A franqueza pode vir com embalagens agradáveis — por exemplo, explicando que quem dá presente está querendo agradar e expressar seu afeto e, portanto, deve sempre ganhar agradecimento com abraço e beijo (o que certamente suaviza a carinha de decepção). Por outro lado, se a sinceridade resulta em castigo ou repressão, ela passa a ser deixada de lado. Foi um longo caminho até o fisioterapeuta Mário Henrique Fernandes, 36 anos, entender que a punição ao detectar uma mentira não funcionava com o filho Hugo, 9 anos. “Acho que o repreendia de uma forma muito dura. Hoje tento não brigar, levar uma conversa mais carinhosa”, diz Fernandes. Mãe de três filhos, a carioca Silvia Almeida, 40 anos, conta que Marcos, 13, Luiza, 10, e Julia, 5, já a fizeram passar por poucas e boas no quesito sinceridade sem filtro, mas a experiência tripla fez com que ganhasse cada vez mais facilidade na educação da meninada. “Eu me importava muito com o julgamento alheio. Agora, a prioridade é a saúde mental da minha família e a nossa relação de confiança”, explica. “Em casa, não trabalhamos com meias verdades. Mas, na rua, acho que elas podem contribuir para relações mais harmoniosas.”

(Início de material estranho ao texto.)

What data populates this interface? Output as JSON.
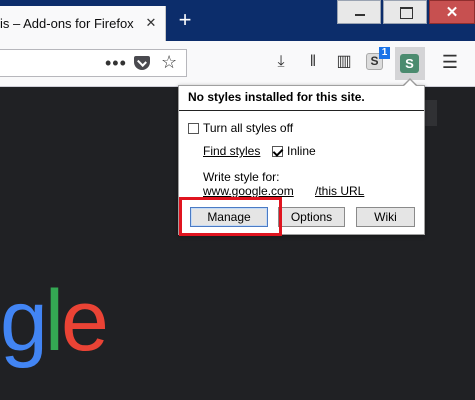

Manipular a honestidade em nome da vida em sociedade é questão debatida por pensadores desde que o mundo é mundo — com maior ou menor apego aos fatos. O alemão Arthur Schopenhauer (1788-1860) considerava que a mentira pode ser uma ferramenta de proteção para falas inconvenientes. Em caminho de reflexão mais árduo, o alemão Friedrich Nietzsche (1844-1900) afirma que os seres humanos gostam de ser enganados para não ter de lidar com a dureza da realidade nua e crua. Fato é que a verdade é um valor incontestável. Melhor, portanto, preservá-la sempre — ainda que à custa de certo constrangimento dos pais de crianças sinceras demais.